Police fear a bad batch of the popular designer drug Molly is to blame for a rash of overdoses and deaths in the Northeast. The news comes just days after two people died from the drug at the electronic music festival Electric Zoo in New York on Labor Day weekend.

As Gothamist reports, a teenage girl died while attending a concert at the House of Blues in Boston on Aug. 27. Brittany Flannigan, 19, reportedly started “convulsing” during the show and was taken to a stairwell in the club.

“We just tried to stay with her until the ambulance came,” security staffer William Farago told the Boston Globe. Flannigan was transported to Beth Israel Deaconess Medical Center in Boston, where she was pronounced dead.

Shortly after Flannigan collapsed, a 23-year-old man also overdosed. He was hospitalized but survived.

Earlier that same night, another woman collapsed on the dance floor. According to the Boston Herald, she was unresponsive and taken to Beth Israel Deaconess. She survived, but two pills were found in her pocket, along with a packet of white powder in her bra.

Molly, which contains elements of Methylenedioxymethamphetamine (MDMA), or Ecstasy, is suspected in all three incidents. According to NECN, police believe there is a lethal batch of Molly making the rounds in the Northeast.

Meanwhile, cops arrested and charged eight people with possession or distribution of drugs in connection with Molly use at the Ocean Club at Marina Bay in Quincy, Mass. As the Boston Globe reports, there have been a dozen overdoses at the club since Memorial Day.

“Young people tend to think this stuff isn’t dangerous, and it is dangerous,” a DEA spokesman told the Globe, according to Gothamist. “This stuff gets manufactured in someone’s bathtub.

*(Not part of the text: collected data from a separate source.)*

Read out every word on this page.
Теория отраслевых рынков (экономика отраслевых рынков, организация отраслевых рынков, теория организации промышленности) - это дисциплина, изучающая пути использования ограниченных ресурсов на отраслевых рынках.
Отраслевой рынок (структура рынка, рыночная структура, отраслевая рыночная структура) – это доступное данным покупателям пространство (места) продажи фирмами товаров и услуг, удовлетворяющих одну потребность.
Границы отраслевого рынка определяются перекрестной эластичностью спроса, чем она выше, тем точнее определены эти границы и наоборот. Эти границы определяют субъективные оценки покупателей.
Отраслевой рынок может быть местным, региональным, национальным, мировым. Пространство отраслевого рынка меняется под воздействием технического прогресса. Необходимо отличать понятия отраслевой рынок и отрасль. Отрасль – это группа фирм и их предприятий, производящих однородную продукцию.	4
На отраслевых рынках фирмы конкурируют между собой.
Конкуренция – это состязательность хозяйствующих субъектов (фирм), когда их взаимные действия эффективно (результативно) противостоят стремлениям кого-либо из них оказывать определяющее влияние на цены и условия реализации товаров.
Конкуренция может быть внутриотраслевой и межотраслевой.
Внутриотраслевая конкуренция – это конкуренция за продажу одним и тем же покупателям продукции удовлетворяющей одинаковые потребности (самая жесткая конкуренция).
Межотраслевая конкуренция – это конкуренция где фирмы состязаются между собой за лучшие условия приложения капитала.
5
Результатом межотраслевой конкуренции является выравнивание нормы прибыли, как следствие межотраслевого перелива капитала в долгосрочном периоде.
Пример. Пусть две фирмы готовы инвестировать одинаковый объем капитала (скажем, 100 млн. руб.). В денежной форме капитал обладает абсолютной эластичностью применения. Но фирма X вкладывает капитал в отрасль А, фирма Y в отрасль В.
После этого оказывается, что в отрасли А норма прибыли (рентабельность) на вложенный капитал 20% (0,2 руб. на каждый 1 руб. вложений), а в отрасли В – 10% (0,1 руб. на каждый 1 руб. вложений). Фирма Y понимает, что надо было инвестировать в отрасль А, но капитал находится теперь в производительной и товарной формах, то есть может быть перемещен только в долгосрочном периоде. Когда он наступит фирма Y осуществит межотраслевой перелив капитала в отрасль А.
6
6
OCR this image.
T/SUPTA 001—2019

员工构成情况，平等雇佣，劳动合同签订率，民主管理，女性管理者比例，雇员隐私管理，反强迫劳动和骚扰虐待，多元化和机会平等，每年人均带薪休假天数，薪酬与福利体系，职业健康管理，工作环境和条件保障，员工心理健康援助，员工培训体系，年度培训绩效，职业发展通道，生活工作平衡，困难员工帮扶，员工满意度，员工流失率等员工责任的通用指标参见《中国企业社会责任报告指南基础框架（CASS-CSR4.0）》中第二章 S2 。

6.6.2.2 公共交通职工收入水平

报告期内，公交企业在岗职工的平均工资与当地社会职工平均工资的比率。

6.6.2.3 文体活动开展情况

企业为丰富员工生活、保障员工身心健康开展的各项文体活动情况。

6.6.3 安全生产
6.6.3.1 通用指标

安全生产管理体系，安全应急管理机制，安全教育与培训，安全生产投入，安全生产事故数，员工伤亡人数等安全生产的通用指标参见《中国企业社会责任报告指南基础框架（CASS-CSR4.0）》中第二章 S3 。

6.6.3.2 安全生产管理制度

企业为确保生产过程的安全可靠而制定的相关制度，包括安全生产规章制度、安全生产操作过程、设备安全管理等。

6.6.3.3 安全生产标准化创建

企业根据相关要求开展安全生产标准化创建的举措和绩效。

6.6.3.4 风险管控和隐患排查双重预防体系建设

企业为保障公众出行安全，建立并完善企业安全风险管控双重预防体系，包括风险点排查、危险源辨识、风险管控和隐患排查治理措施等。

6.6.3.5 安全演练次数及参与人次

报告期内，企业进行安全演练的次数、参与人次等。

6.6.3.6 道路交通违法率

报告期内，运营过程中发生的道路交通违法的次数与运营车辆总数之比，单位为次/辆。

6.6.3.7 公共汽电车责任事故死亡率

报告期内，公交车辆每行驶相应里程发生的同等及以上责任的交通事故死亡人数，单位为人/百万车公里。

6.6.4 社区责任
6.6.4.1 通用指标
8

You just don’t know what’s in it.”

Gothamist reports that there are 10 Ecstasy-related deaths per year in New York City.

“Molly is somewhat the Ecstasy of this new generation. It increases the heart rate. It raises the body temperature. For the drug part of it, it creates this euphoric feeling. It’s really kind of entered the mainstream a little bit more,” said Lt. Detective Robert Merner of the Boston Police Department, according to WHDH.

Venues like the House of Blues say they are doing everything they can to stop the flow of drugs in their club, but "it’s very difficult to determine whether someone has a tiny pill or packet of powder on their person,” a lawyer for the House of Blues said. “We’re as vigilant as can be, but it’s very difficult to stop."

As previously reported, two people died at Electric Zoo over Labor Day weekend after taking lethal doses of Molly.